Fellow in Ethical, Legal and Social Implications of Genetics and Genomics

Kate Saylor received her PhD in the Department of Public Policy at the University of North Carolina at Chapel Hill. She is interested in fairness in genetics research and genetic medicine and in how normative values and scientific evidence shape healthcare decisions. At Penn, she hopes to work on understanding and overcoming disparities in genetic healthcare utilization. Her dissertation is on fairness considerations for cost-effectiveness analysis and on the cost-effectiveness of genetic screening in the general population. She has also done empirical and normative work on disparities and inclusion in research and genetic medicine. Before graduate school, Kate worked at the National Institutes of Health as a science policy analyst from 2010-2016. And in some distant past, she studied the development of the receptor cells of the inner ear. Kate plays violin, and she likes to hike and bake.

Naomi Scheinerman, PhD

Naomi Scheinerman

Fellow in Ethical, Legal and Social Implications of Genetics and Genomics

Naomi Scheinerman is a political theorist, focusing on democratic theory, whose research primarily concerns inclusive institutional decision-making in matters of science, technology, and medicine.

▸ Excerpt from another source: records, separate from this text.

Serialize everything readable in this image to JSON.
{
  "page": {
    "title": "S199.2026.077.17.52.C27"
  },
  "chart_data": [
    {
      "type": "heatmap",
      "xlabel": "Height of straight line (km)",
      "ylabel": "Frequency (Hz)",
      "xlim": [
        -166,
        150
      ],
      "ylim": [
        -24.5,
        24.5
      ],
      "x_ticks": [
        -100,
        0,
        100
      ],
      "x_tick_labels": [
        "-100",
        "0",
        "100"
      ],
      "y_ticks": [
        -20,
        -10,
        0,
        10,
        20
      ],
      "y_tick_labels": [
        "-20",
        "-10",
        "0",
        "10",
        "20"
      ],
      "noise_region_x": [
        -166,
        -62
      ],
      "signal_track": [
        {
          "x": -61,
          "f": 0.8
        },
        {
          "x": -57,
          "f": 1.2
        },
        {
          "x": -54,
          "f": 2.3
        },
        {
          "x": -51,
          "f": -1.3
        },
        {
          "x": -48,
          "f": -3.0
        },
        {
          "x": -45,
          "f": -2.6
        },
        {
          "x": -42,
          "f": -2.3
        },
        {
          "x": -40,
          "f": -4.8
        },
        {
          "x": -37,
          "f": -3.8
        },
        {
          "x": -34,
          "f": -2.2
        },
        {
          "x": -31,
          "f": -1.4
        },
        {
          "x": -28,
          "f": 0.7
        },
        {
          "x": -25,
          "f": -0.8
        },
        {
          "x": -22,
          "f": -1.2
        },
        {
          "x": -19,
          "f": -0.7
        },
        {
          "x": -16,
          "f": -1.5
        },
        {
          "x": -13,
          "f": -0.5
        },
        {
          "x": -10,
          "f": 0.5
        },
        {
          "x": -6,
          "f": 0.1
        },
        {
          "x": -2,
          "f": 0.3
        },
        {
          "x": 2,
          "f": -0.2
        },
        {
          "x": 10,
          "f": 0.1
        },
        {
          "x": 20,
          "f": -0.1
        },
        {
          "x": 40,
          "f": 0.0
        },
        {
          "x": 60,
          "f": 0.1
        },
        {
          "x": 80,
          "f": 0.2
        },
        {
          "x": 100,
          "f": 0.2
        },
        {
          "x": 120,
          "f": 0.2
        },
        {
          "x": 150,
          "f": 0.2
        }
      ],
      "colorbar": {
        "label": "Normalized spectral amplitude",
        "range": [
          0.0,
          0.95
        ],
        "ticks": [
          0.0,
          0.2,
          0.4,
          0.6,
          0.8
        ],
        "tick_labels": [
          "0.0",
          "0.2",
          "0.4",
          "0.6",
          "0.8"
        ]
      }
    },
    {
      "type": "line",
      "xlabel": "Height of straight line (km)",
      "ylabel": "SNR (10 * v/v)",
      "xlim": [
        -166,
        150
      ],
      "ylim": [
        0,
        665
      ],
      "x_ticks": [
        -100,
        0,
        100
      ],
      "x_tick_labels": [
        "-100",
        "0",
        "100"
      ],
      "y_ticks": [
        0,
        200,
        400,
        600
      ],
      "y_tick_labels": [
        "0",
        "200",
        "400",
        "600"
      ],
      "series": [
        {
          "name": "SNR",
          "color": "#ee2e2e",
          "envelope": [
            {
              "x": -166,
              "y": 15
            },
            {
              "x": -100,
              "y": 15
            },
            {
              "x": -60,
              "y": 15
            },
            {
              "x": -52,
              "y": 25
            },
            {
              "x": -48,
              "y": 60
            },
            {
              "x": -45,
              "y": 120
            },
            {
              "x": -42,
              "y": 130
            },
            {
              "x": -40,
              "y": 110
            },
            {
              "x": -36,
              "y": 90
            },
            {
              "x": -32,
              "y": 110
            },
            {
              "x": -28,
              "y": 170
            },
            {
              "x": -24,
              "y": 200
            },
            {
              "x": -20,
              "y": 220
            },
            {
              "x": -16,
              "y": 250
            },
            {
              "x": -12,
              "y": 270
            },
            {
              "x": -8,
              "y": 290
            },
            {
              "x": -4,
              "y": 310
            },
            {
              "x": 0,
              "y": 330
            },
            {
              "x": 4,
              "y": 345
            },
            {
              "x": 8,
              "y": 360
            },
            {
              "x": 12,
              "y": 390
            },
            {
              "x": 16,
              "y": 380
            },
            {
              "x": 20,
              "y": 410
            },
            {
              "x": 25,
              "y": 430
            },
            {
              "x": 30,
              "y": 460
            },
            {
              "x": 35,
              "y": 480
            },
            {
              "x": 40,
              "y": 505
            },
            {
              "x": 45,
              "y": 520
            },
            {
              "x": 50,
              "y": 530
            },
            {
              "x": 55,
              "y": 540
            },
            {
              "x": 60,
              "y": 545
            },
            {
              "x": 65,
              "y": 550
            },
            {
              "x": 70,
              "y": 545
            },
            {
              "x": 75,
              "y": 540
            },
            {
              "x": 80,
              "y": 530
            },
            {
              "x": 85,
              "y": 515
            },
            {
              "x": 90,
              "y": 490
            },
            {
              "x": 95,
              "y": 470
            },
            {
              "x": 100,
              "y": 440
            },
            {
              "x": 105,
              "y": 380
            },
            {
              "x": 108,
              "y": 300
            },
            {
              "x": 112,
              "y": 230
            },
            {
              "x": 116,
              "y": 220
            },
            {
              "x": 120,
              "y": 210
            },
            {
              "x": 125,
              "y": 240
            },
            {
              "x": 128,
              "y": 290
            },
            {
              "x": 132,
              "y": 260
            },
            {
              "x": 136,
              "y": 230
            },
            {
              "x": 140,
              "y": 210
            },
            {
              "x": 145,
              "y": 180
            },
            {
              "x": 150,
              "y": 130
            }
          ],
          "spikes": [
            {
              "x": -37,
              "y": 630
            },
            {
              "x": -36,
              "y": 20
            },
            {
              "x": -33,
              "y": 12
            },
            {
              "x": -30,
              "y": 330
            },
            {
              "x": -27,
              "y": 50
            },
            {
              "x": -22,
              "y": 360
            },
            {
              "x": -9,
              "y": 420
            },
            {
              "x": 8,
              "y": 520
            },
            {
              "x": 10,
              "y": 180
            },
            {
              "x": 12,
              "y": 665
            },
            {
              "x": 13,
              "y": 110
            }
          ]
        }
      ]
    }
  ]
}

Her current project seeks to identify, moralize, and prescribe solutions to the problem of exploitation across numerous fields and industries. Prior to joining the Department at Penn, she was an AI Initiative Joint Fellow-in-Residence at Harvard University’s Edmond J. Safra Center for Ethics and the Berkman Klein Center for Internet and Society and received her PhD from Yale University's Department of Political Science, where she endorsed using randomly selected bodies of lay individuals as promising institutional avenues for democratic participation in regulating new and emerging biotechnologies, particularly gene editing tools, as well as artificial intelligence applications and algorithmic designs. Naomi also worked as a research assistant at The Hastings Center and received her BA in philosophy and political science at the University of Michigan in Ann Arbor.